I raise this issue because of its implications for conversations about food security. People (some, but not all) working in food security tend to be a bit dismissive of the ecological concerns surrounding GMOs, loosely equating them with the human consumption concerns that have largely been disproven at this point.  The response to insistent questioning about ecological impacts is the argument that, on balance, GMOs have done more good than harm and/or that GMOs are necessary for global food security going forward.  The “more harm than good” argument seems to me based on evidence that is hardly complete, and often references a glowing, startlingly unproblematic vision of the Green Revolution.  The “we need GMOs” is a crisis narrative of food production that drives current and future claims about their value.  At the moment, much of the food security world is arguing that there is a dire food production crisis either coming or just arrived (embodied in the 2008 and 2011 food price spikes), and therefore we cannot wait for the burden of proof surrounding any issue associated with GMOs – we must act now!  This crisis narrative effectively reduces anyone who raises objections to an all-out push for more production to some sort of monster who would rather let innocents starve than engage with the messiness of the real world. Basically, precaution is conflated with timidity, making those who show concern over the ecological impacts of GMOs into the food security equivalents of Neville Chamberlain.

This would perhaps be true…if, in fact there were a global production crisis and we needed GMOs to feed everyone.

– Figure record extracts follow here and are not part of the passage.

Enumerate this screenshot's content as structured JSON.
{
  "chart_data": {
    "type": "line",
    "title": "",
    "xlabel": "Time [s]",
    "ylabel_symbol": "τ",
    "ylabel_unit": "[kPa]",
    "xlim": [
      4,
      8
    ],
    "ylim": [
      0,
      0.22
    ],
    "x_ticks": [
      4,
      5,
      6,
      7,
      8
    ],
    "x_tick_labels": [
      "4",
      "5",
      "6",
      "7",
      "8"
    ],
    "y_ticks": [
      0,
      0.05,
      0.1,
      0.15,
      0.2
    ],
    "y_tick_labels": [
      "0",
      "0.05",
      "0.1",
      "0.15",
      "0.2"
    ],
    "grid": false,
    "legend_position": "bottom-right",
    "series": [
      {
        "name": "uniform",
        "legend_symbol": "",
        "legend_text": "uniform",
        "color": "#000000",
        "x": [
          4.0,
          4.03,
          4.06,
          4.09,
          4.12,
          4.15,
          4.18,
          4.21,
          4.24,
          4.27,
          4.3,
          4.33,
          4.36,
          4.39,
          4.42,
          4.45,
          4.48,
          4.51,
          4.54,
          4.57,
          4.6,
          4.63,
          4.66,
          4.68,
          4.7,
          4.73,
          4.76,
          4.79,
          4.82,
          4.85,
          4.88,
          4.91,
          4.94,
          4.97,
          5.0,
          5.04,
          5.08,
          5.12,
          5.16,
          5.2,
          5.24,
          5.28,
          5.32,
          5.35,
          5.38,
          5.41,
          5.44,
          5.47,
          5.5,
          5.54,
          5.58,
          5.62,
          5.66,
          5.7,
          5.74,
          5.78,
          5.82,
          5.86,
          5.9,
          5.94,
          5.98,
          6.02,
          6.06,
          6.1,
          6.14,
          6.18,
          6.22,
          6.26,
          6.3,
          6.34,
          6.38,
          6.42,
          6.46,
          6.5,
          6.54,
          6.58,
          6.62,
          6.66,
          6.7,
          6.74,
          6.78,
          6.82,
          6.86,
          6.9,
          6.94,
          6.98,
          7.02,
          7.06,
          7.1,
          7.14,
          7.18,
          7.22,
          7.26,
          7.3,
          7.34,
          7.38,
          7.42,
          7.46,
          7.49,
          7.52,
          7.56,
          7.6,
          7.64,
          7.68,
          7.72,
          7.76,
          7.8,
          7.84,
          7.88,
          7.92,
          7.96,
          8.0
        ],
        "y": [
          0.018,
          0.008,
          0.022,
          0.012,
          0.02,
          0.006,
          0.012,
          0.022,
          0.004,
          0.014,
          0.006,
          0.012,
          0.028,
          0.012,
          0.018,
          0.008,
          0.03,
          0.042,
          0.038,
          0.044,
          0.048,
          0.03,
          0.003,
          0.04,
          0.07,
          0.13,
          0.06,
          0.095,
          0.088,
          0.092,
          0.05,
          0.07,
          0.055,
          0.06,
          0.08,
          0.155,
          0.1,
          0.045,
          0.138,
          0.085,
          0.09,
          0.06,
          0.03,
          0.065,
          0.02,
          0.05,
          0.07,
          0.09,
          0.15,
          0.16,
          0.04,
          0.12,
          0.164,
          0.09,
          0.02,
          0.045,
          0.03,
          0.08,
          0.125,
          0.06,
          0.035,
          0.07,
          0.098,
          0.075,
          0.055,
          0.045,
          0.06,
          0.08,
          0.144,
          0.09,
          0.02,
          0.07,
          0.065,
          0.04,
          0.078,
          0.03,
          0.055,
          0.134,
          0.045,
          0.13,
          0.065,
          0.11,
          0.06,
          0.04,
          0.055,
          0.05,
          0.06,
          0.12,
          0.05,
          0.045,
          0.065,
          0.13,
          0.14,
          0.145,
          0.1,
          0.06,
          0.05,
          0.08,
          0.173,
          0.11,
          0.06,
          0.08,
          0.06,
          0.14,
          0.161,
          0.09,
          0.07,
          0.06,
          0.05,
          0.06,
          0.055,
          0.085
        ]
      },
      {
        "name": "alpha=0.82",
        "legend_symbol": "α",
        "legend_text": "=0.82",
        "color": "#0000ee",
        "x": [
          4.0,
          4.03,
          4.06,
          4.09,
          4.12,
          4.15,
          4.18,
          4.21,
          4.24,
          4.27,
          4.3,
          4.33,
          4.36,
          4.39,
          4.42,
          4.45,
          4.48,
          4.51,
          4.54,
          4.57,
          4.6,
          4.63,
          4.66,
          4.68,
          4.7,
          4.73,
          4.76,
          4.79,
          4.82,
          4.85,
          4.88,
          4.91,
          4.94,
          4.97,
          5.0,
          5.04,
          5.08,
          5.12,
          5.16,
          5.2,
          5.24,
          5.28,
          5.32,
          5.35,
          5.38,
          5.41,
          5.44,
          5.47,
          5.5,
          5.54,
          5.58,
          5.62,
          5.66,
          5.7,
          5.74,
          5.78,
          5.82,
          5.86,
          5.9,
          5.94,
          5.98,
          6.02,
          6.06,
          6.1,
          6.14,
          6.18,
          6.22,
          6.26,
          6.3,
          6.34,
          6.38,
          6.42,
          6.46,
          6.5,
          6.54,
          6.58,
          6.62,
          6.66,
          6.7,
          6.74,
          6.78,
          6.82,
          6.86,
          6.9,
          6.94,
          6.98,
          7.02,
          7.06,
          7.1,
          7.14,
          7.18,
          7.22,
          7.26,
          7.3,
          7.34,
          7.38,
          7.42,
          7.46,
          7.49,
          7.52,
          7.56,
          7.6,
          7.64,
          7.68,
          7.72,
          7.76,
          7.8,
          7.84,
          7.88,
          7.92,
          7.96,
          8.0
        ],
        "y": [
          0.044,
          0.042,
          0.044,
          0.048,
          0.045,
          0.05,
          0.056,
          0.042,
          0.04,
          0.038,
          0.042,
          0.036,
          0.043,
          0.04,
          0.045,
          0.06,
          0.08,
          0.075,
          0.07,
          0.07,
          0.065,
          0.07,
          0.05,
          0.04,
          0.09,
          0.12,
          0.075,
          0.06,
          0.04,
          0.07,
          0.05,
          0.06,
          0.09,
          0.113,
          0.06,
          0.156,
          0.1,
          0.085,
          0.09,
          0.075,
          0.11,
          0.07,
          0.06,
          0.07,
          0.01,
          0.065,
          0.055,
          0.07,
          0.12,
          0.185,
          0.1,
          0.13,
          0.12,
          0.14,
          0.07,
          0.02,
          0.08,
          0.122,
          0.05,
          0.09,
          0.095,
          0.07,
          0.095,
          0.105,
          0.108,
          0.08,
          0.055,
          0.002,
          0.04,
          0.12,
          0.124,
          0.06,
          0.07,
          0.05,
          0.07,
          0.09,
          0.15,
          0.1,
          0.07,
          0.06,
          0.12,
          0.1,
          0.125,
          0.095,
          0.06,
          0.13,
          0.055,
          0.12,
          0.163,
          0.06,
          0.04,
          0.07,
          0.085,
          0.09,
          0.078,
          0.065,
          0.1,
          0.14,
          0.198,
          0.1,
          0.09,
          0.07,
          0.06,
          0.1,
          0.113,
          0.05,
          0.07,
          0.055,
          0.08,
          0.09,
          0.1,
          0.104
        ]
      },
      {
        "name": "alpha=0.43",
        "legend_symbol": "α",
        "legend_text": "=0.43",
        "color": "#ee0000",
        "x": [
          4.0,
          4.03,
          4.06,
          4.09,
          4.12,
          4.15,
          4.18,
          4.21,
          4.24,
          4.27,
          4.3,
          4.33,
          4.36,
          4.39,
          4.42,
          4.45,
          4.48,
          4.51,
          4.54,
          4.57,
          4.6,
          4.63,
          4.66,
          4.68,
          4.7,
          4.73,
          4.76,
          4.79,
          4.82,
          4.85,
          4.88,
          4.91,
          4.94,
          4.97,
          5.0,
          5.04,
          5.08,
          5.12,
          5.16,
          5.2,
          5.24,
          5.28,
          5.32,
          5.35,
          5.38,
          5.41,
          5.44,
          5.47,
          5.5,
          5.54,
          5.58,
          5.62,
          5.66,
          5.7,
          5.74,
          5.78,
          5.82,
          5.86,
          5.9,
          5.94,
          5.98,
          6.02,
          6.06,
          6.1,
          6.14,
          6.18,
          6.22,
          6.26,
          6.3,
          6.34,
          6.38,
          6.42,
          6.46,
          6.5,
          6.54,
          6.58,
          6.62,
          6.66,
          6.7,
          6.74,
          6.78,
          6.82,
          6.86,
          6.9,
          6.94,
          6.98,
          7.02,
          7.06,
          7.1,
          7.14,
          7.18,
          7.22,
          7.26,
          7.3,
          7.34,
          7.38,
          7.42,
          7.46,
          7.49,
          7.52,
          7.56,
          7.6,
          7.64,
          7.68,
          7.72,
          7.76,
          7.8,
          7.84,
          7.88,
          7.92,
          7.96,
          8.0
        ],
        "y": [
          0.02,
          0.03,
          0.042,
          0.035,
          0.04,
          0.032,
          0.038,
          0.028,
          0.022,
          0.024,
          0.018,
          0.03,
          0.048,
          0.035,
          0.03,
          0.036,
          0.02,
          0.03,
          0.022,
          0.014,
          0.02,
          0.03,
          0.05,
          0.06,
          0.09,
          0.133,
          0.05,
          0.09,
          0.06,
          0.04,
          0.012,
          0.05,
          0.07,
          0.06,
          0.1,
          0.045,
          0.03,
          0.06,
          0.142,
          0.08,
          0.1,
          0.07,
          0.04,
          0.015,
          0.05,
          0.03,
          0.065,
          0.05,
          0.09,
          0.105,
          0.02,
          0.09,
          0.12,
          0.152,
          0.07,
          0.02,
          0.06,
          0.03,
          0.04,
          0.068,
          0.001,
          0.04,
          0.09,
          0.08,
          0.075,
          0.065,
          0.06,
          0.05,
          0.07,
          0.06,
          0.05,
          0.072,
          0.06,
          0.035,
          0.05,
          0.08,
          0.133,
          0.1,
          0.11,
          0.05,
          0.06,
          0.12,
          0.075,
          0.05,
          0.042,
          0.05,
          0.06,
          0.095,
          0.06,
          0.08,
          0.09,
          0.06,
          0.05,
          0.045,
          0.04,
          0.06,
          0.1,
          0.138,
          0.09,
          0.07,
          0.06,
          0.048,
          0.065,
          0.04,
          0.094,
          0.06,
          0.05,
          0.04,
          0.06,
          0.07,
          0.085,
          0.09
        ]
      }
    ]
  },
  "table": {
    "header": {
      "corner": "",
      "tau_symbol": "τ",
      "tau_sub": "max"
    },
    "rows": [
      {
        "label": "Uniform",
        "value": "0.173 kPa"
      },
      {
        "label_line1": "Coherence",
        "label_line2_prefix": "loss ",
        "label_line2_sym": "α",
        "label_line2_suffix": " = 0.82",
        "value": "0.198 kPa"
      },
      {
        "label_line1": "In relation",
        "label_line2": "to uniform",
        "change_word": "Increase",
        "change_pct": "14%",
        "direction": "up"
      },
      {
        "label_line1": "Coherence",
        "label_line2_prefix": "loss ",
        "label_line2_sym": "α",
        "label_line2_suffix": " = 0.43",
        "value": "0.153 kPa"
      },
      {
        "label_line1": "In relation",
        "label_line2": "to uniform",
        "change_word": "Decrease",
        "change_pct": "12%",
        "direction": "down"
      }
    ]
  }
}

This is a much harder thing to sell, however, when one realizes that the world produces roughly twice as much food as needed to feed everyone adequately each year.  There isn’t a global production crisis (though there are local production crises that arise from complex causes and need to be addressed in locally-specific ways). I’ve said it before, and I will say it again: globally, there is plenty of food. Now, and likely for quite some time. Period.

In the twitter conversations that emerged around Keith’s article, Robert Wilson, a mathematical ecologist, argued for “an adjusted precautionary principle where we consider the risks of inaction, as well as action.”  This strikes me as both reasonable and necessary when discussing food security policy and programs these days.  If we did this, though, I think we would find that the risks of inaction are, in fact, substantially smaller than the risks of action – this is not to say there are necessarily huge risks to action, just that when you are producing twice the calories needed already, the risk from doing nothing is, at least in the short term, pretty small.  There is time to test more crops, more widely, under more conditions, before we arrive at any production crunch.  There is no need to rush.

In short, we need to be sure that our efforts to push back against crap science (which is really what Keith was doing in his article) don’t overreach and inadvertently empower narratives and arguments that are not supported by the evidence – exactly the opposite outcome Keith sought.